El juicio al hermano del Presidente, David Sánchez, ha quedado visto para sentencia. El cargo, un “traje a medida” según la acusación, se cocinó a fuego lento entre correos electrónicos y reuniones secretas en la Diputación de Badajoz. Ángel Seco, técnico de Cultura, era el mensajero, redactando a toda prisa la descripción del puesto tras una reunión con el hermano del Presidente. Un mail del 21 de octubre de 2022, donde Seco detalla “pendientes” y justifica el puesto por “diversificación”, pinta un cuadro de ingeniería administrativa a la carta. La Diputación, curiosamente, manejó dos actas de valoración: una donde todos suspendían, otra donde de repente seis candidatos eran aptos, incluyendo a David Sánchez con unos generosos 95 puntos (aunque la suma inicial era de 90, un detalle menor, ¿no?). La Fiscalía, con una pasividad que levanta sospechas, solicitó la absolución, mientras que la acusación pide seis años de cárcel para David Sánchez y cuatro para Miguel Ángel Gallardo, ex presidente de la Diputación. Testimonios clave, como el del teniente coronel Antonio Balas, apuntan directamente a Gallardo como el cerebro de la operación. Y como guinda del pastel, correos revelan que Luis Carrero, asesor de La Moncloa, se preparaba para un traslado a la Diputación ¡23 días antes de que la plaza saliera a concurso! Un “soltó la liebre” en Moncloa que huele a chamusquina. Todo esto mientras las agendas de Leire Díez aludían a “órdenes de P.S.”, insinuando una mano firme desde arriba. En resumen, un embrollo de correos, actas manipuladas y favoritismos que pone en entredicho la integridad de la administración pública. Y mientras tanto, el ciudadano de a pie sigue lidiando con la lista de la compra y el sablazo en la factura de la luz. La justicia decidirá, pero la sensación es que aquí hay más gato en el calcetín de lo que parece.
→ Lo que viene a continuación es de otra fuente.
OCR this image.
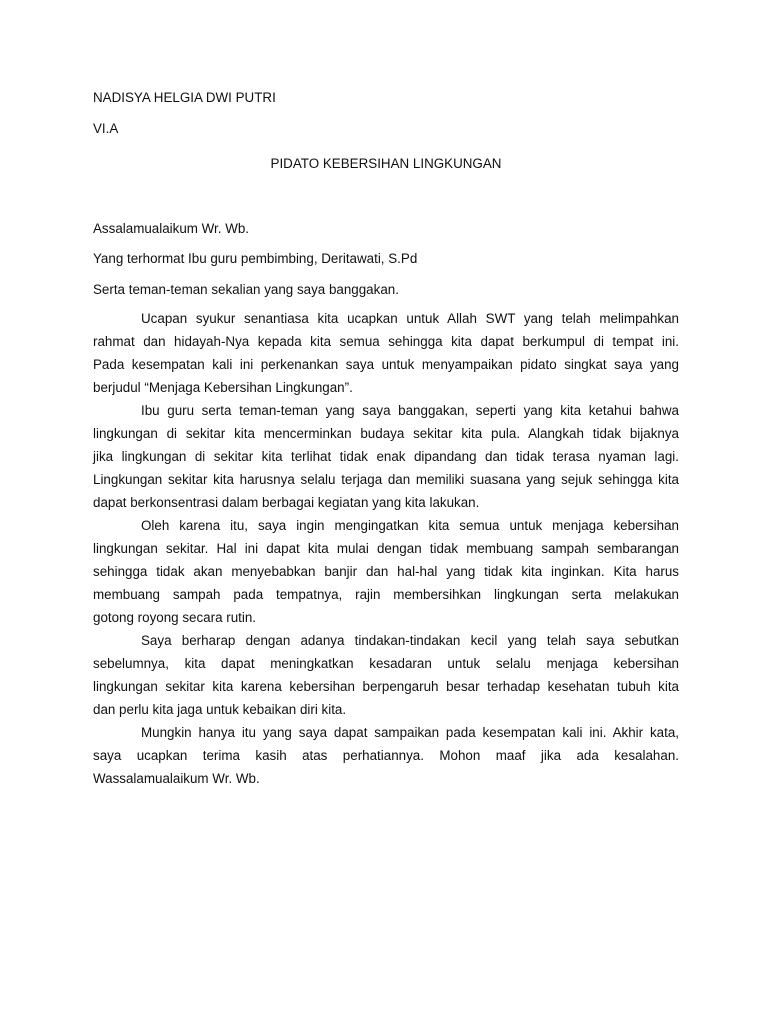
NADISYA HELGIA DWI PUTRI
VI.A
PIDATO KEBERSIHAN LINGKUNGAN
Assalamualaikum Wr. Wb.
Yang terhormat Ibu guru pembimbing, Deritawati, S.Pd
Serta teman-teman sekalian yang saya banggakan.
Ucapan syukur senantiasa kita ucapkan untuk Allah SWT yang telah melimpahkan
rahmat dan hidayah-Nya kepada kita semua sehingga kita dapat berkumpul di tempat ini.
Pada kesempatan kali ini perkenankan saya untuk menyampaikan pidato singkat saya yang
berjudul “Menjaga Kebersihan Lingkungan”.
Ibu guru serta teman-teman yang saya banggakan, seperti yang kita ketahui bahwa
lingkungan di sekitar kita mencerminkan budaya sekitar kita pula. Alangkah tidak bijaknya
jika lingkungan di sekitar kita terlihat tidak enak dipandang dan tidak terasa nyaman lagi.
Lingkungan sekitar kita harusnya selalu terjaga dan memiliki suasana yang sejuk sehingga kita
dapat berkonsentrasi dalam berbagai kegiatan yang kita lakukan.
Oleh karena itu, saya ingin mengingatkan kita semua untuk menjaga kebersihan
lingkungan sekitar. Hal ini dapat kita mulai dengan tidak membuang sampah sembarangan
sehingga tidak akan menyebabkan banjir dan hal-hal yang tidak kita inginkan. Kita harus
membuang sampah pada tempatnya, rajin membersihkan lingkungan serta melakukan
gotong royong secara rutin.
Saya berharap dengan adanya tindakan-tindakan kecil yang telah saya sebutkan
sebelumnya, kita dapat meningkatkan kesadaran untuk selalu menjaga kebersihan
lingkungan sekitar kita karena kebersihan berpengaruh besar terhadap kesehatan tubuh kita
dan perlu kita jaga untuk kebaikan diri kita.
Mungkin hanya itu yang saya dapat sampaikan pada kesempatan kali ini. Akhir kata,
saya ucapkan terima kasih atas perhatiannya. Mohon maaf jika ada kesalahan.
Wassalamualaikum Wr. Wb.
Las libretas de Leire Díez, una suerte de agenda secreta escrita a mano, han destapado un aquelarre informativo donde el periodista José Manuel Romero, antes en ‘El País’ y ahora en ‘elDiario.es’, aparece como un contacto clave para la militante socialista. Un simple “Romero, en unos días”, garabateado entre notas sobre abogados y futuros libros, es suficiente para levantar la polvareda. ¿Coordinación? ¿Influencia? La pregunta flota en el aire mientras la UCO revisa cada coma de esos apuntes. En 2025, Romero juraba ante el Supremo conocer información clave antes que el mismísimo fiscal general, Álvaro García Ortiz, pero la sentencia lo desmintió. Ahora, la libreta de Leire Díez le devuelve al foco, sugiriendo una estrategia conjunta donde los movimientos legales y mediáticos danzaban al son de WhatsApp. “Hablé con Romero”, confirmaba Leire, mientras Teijelo, su abogado, aprobaba: “Vale. Yo he quedado con el de la SER”. El 7 de marzo de 2026, para ser exactos. La cosa se pone más turbia cuando vemos que Romero, de forma inusual en el gremio, acudió a un notario para defender al fiscal general. Un acto que levanta ampollas y huele a chamusquina. Mientras tanto, ‘elDiario.es’ publicaba artículos que, según los chats, ya se estaban “gestionando” con la SER. El 20 de enero de 2025, Leire Díez anunciaba que estaba “preparando una cosa con los medios”. ¿Qué cosa, exactamente? Las libretas no lo dicen, pero la sombra de la manipulación informativa se alarga sobre la escena. Todo esto, mientras el jefe de gabinete de Ayuso, Miguel Ángel Rodríguez, era acusado de difundir información falsa, según Romero, en un artículo publicado por ‘El País’ a las 22:38 del 13 de marzo de 2024.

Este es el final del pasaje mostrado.